Les escadrons de la mort à Abidjan

50 personnes ont été tuées par des escadrons de la mort à Abidjan. Le vice-président du Mouvement ivoirien des droits de l’homme (MIDH), Ibrahima Doumbia, révèle que ces escadrons échappent à la hiérarchie militaire et tuent en toute impunité durant le couvre-feu. Interview.

Afrik : Vous dites qu’il existe des escadrons de la mort qui échappent à la hiérarchie militaire. A qui ces escadrons obéissent-ils ? Quels sont leurs buts ?
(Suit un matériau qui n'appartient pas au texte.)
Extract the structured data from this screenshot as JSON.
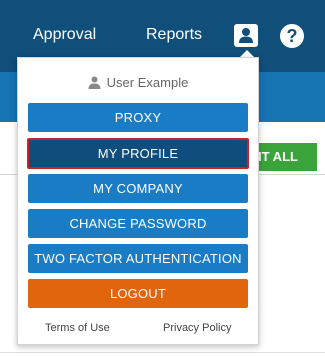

Ibrahima Doumbia : C’est très difficile à dire. Au sommet de l’état-major, il y a le ministre de la Défense. Pour la gendarmerie, c’est la même chose. Cependant, cette hiérarchie ne donne pas d’ordres pour les exécutions extrajudiciaires. Les escadrons de la mort sont des corps bien organisés qui prennent leurs ordres à un endroit précis. Aujourd’hui, je n’ai pas assez d’éléments pour le désigner nommément. Les victimes ne sont pas prises au hasard, cela obéit à une stratégie.

Afrik : Vous avez dénombré 50 exécutions extrajudiciaires à Abidjan. Qui sont les victimes ?

Ibrahima Doumbia : C’est beaucoup plus que ça ! Ce chiffre ne représente que ce que nous avons vu de nos propres yeux et les témoignages directs des parents des victimes. On retrouve des corps partout. Le dernier, c’était ce samedi au quartier chic des Deux Plateaux. La stratégie des escadrons est claire. Dans un premier temps, c’était pour désorganiser les opposants. Les personnes arrêtées puis exécutées étaient celles capables mobiliser la population. L’UDPCI (Union pour la Démocratie et la Paix en Côte d’Ivoire, ndlr) et le RDR (Rassemblement des Républicains, ndlr) ont beaucoup pâti de cette situation. Le RDR a eu beaucoup de morts. Ensuite, les escadrons s’en ont pris aux gens soupçonnés d’être du côté de la rébellion. Et enfin, aux gens du Nord et aux étrangers. Les gens dont les noms sont à consonance musulmane sont des cibles potentielles.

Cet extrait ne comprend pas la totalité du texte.